Mematikan perasaan tidak berarti kita membiarkan pengalaman meresap ke dalam diri kita. Sebaliknya, kita membiarkan pengalaman meresap secara penuh. Itulah sebabnya kemudian kita bisa mematikan rasa.
“Ambil contoh salah satu emosi-cinta kepada seorang wanita, atau kasihan kepada orang yang kita sayangi, atau yang kualami, rasa takut dan rasa nyeri akibat penyakit yang mematikan. Apabila kita menahan emosi-emosi itu-apabila kita tidak membiarkan diri mengalaminya – kita tidak pernah dapat mematikan rasa, kita terlalu sibuk menghadapi rasa takut. Kita takut menghadapi rasa nyeri, kita takut mengalami rasa sedih. Kita takut mengalami penderitaan akibat cinta.”
“Tapi dengan membiarkan diri mengalami emosi-emosi ini, dengan mambiarkan diri terjun ke dalamnya, sampai sejauh-jauhnya, kita akan kita akan mengalaminya secara penuh dan utuh. Kita tahu arti sakit, Kita tahu arti sedih, Dan hanya ketika kita mengatakan, baiklah, aku telah mengalami emosi itu. Aku kenal betul emosi itu. Sekarang aku perlu mematikan perasaan dari emosi itu untuk sementara waktu.”
“Semakin bertambah usia kita, semakin banyak yang kita pelajari. Apabila usia kita tetap dua puluh tahun, kita akan sama bodohnya dengan ketika usia dua puluh tahun. Kita tahu bahwa penuaan tidak hanya berarti pelapukan, tetapi juga pertumbuhan. Penuaan tidak hanya bermakna negatif, bahwa kita akan mati, tetapi juga makna positif, bahwa kita mengerti kenyataan bahwa kita akan mati, dan karena itu kita berusaha hidup dengan cara yang lebih baik.”
“Banyak orang merasa hidup ini tidak memuaskan, ada keinginan yang tidak terpenuhi. Hidup terasa tidak bermakna.

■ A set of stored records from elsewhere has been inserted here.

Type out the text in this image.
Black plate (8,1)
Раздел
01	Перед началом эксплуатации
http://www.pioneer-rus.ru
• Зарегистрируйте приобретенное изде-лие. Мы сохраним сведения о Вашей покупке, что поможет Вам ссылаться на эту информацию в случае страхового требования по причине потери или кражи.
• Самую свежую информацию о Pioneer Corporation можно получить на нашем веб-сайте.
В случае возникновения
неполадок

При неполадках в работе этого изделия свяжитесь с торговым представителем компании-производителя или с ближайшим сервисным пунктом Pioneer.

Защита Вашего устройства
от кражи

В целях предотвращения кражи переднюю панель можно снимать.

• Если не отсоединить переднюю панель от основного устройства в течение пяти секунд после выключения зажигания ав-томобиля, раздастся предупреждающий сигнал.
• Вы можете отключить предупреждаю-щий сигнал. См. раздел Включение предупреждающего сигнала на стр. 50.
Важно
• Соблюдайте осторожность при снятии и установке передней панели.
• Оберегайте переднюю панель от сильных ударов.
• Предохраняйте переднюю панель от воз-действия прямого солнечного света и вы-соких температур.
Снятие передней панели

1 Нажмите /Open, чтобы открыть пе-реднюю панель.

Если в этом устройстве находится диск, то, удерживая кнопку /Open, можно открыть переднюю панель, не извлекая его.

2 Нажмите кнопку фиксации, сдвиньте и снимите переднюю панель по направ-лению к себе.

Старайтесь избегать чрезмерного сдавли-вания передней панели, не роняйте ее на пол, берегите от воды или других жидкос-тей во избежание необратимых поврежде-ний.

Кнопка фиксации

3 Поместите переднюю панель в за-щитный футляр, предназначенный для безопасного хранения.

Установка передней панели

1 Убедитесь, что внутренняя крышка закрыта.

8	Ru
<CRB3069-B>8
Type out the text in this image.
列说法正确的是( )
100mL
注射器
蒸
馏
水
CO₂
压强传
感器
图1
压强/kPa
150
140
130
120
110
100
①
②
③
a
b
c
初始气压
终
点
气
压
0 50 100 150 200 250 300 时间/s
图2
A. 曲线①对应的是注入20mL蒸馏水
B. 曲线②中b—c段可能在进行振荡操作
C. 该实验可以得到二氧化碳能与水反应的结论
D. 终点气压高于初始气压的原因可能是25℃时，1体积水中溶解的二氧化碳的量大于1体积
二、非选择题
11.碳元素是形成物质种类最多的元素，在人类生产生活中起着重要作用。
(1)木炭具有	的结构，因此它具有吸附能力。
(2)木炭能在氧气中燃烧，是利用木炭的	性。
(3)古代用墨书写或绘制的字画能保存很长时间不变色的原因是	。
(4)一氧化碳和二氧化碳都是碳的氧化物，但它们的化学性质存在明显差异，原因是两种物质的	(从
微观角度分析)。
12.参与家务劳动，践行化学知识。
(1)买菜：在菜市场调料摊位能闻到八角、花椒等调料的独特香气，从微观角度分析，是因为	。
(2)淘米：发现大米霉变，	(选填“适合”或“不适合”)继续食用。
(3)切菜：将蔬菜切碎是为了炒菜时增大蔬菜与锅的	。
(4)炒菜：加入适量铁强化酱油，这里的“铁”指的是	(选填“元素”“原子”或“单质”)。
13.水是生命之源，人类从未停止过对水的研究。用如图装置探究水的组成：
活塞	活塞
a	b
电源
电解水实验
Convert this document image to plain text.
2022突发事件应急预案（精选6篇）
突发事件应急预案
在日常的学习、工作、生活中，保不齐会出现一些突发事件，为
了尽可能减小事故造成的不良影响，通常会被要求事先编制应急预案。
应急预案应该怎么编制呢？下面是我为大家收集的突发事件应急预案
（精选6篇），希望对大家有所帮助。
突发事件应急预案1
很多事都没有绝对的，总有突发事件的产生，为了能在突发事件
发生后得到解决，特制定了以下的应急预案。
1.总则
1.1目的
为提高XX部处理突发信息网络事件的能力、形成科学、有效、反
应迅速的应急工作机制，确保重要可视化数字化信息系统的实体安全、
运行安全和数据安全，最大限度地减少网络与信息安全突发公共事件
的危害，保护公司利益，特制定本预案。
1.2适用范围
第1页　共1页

Karena kita telah menemukan makna hidup, kita tak ingin kembali. Kita ingin lanjut ke depan. Kita ingin tahu lebih banyak lagi, berbuat lebih banyak lagi. Dan kita tak sabar menunggu sampai usia kita enam puluh lima tahun.”
Ada beberapa aturan yang menurutku berlaku untuk cinta dan perkawinan: kalau kita tidak menghormati pihak lain, kita akan mendapatkan banyak masalah. Kalau kita tidak mampu bicara terbuka tentang apapun yang terjadi kita dan pasangan, kita akan mendapatkan banyak masalah. Dan kalau kita tidak memiliki seperangkat nilai yang kita sepakati dalam hidup, kita juga akan mendapatkan banyak masalah. Nilai-nilai yang kita anut harus sama. Nilai yang tepenting adalah keyakinan tentang pentingnya perkawinan kita.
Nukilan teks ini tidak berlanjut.